1. An apparatus for protecting a subassembly with a body having a body outer diameter inside a borehole of a well, comprising:

a sleeve having a sleeve axis, an inner side and an outer side and a sleeve outer diameter larger than the body outer diameter, further wherein the sleeve has a sleeve top square cut edge and a sleeve bottom beveled edge;

a plurality of offset indentations each having a offset indentation diameter formed on the outer side of the sleeve, wherein each offset indentation has an offset indentation depth between about 3/20 inches to about ¾ inches, and the plurality of offset indentations are formed in rows of 4 to 8 offset indentations along an angle sloping from about 7.5 degrees to about 45 degrees from the sleeve axis;

a plurality of a metal carbide inserts providing an interference fit into each offset indentation thereby forming a wear resistant pad on the outer side of the sleeve;

a sealing means disposed between the sleeve bottom beveled edge and the body; and

at least two spring locking apparatus disposed in the sleeve, wherein each spring locking apparatus engages a locking indentation on the body forming a sealed protected sub assembly.

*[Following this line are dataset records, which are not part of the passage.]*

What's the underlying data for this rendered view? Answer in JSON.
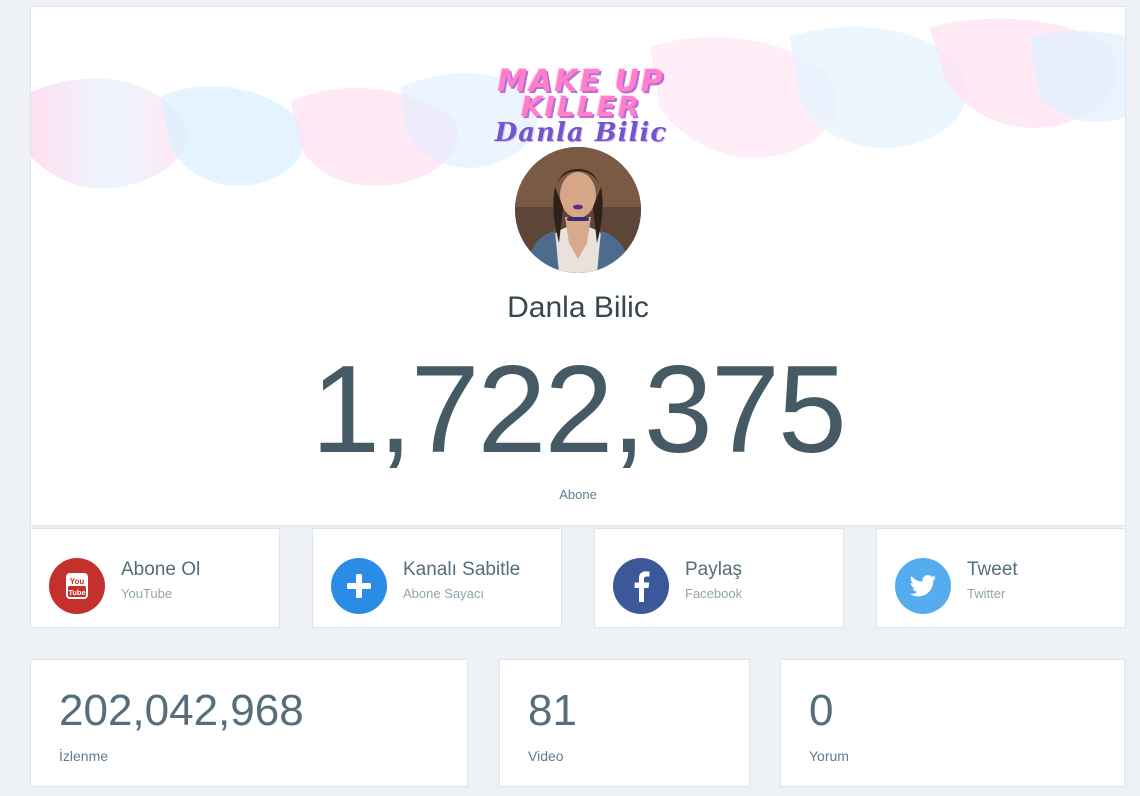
{
  "banner": {
    "logo_line1": "MAKE UP",
    "logo_line2": "KILLER",
    "logo_line3": "Danla Bilic"
  },
  "channel": {
    "name": "Danla Bilic",
    "subscriber_count": "1,722,375",
    "subscriber_label": "Abone"
  },
  "actions": [
    {
      "title": "Abone Ol",
      "subtitle": "YouTube",
      "icon": "youtube-icon",
      "color": "#c4302b"
    },
    {
      "title": "Kanalı Sabitle",
      "subtitle": "Abone Sayacı",
      "icon": "plus-icon",
      "color": "#2b8ce6"
    },
    {
      "title": "Paylaş",
      "subtitle": "Facebook",
      "icon": "facebook-icon",
      "color": "#3b5998"
    },
    {
      "title": "Tweet",
      "subtitle": "Twitter",
      "icon": "twitter-icon",
      "color": "#55acee"
    }
  ],
  "youtube_icon_text": {
    "line1": "You",
    "line2": "Tube"
  },
  "stats": [
    {
      "value": "202,042,968",
      "label": "İzlenme"
    },
    {
      "value": "81",
      "label": "Video"
    },
    {
      "value": "0",
      "label": "Yorum"
    }
  ]
}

2. The apparatus of claim 1, wherein the sealed protected sub assembly is tubular shape.

3. The apparatus of claim 1, wherein the wear resistant pad provides a 100 percent wear resistance using metal carbide inserts covering the sleeve.

4. The apparatus of claim 1, wherein each of the offset indentations is oriented a distance away from an adjacent offset indentation at a distance equivalent to about ½ the diameter of the adjacent offset indentation.

5. The apparatus of claim 1, wherein the offset indentations have a diameter ranging between about 3/20 inches to about ¾ inches.

6. The apparatus of claim 1, wherein the metal carbide insert is a tungsten carbide insert.

7. The apparatus of claim 1, wherein the metal carbide inserts are cylindrical, or domed in shape.

8. The apparatus of claim 1, wherein the sleeve has an inner diameter between about 4.5 inches to about 10 inches.